Agency Affected: Department of Defense
Status: Closed - Implemented
Comments: In response to GAO's recommendation, the Department stated that it recognizes the need to emphasize the use of performance-based logistics for subsystems and components in its policy memorandum and guidebooks. Shortly after GAO's report was provided to the agency for comment, the Department issued a policy memorandum that states that performance based logistics strategies may be applied at the system, subsystem, or major assembly level depending upon program unique circumstances. DOD also has also finalized its Defense Acquisition Guidebook and updated its guidance for implementing performance based logistics found in the Performance Based Logistics: A Program Manager's Product Support Guide. GAO believes this policy and new guidance adequately changes the Department's previous policy, which was to implement performance-based logistics at the weapons system platform level.
Recommendation: In order for the department to improve the implementation of performance-based logistics, the Secretary of Defense should direct that the Under Secretary of Defense (Acquisition, Technology and Logistics) and the Under Secretary of Defense(Comptroller) to consider requiring program offices, during weapon system acquisition, to develop acquisition strategies that provide for the future delivery of sufficient technical data to enable the program office to select an alternate source--public or private--or to offer the work out for competition if the performance-based arrangement fails or becomes prohibitively expensive.
Agency Affected: Department of Defense
Status: Closed - Implemented
Comments: In response to GAO's recommendation, DOD stated that it will take corrective action in its next revision of acquisition regulations DOD 5000.1 and 5000.2. DOD stated that its revised policy will require program managers to develop data management strategies that provide access to the minimum data necessary to sustain the fielded system, re-compete or reconstitute the sustainment workload, and promote the real time access to data at the point of need for the intended user. According to DOD, the strategies will include acquiring the appropriate technical data to support a sustainment exit strategy should performance-based sustainment fail or become too expensive.

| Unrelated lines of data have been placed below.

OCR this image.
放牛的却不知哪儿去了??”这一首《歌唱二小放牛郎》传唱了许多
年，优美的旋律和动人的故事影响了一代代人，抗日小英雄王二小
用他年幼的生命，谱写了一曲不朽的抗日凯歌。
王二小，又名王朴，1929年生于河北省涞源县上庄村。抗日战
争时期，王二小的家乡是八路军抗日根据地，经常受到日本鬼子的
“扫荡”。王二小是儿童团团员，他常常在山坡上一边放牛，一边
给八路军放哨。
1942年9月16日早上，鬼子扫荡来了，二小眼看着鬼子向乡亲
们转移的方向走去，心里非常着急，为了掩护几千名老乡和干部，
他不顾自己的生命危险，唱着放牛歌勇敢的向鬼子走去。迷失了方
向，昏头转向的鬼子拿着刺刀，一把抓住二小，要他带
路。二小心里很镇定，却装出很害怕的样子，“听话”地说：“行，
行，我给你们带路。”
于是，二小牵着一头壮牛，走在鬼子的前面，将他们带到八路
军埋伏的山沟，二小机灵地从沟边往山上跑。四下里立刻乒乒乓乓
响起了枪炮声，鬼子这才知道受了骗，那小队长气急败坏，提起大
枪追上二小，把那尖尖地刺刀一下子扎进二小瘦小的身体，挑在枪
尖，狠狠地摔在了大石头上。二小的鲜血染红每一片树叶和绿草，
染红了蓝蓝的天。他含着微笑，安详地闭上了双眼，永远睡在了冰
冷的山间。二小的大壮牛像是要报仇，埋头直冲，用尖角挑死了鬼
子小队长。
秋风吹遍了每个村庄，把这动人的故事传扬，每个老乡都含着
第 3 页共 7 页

In May 2005, the Defense Acquisition Policy Working Group (DAPWG) announced its intention to update the DOD 5000 series of acquisition regulations. DOD officials said that they submitted technical data policy language to the DAPWG for its consideration. However, the DAPWG personnel responsible for updating the 5000 series were subsequently re-directed to support the efforts of the Quadrennial Defense Review (QDR). While the DAPWG plan to begin addressing changes to the 5000 series in May 2006, OSD officials said the group will not take up revision this summer. At this point, it does not appear that revisions to DOD acquisition policy will be seriously considered until after the first of fiscal year 2007. However, in October 2004 DOD released its Defense Acquisition Guidebookin and in November 2004, DOD updated its Performance Based Logistics Product Support Guide. Both of these guides now contain a discussion of the minimum level of data which program managers must have access to in order to implement alternative sustainment options.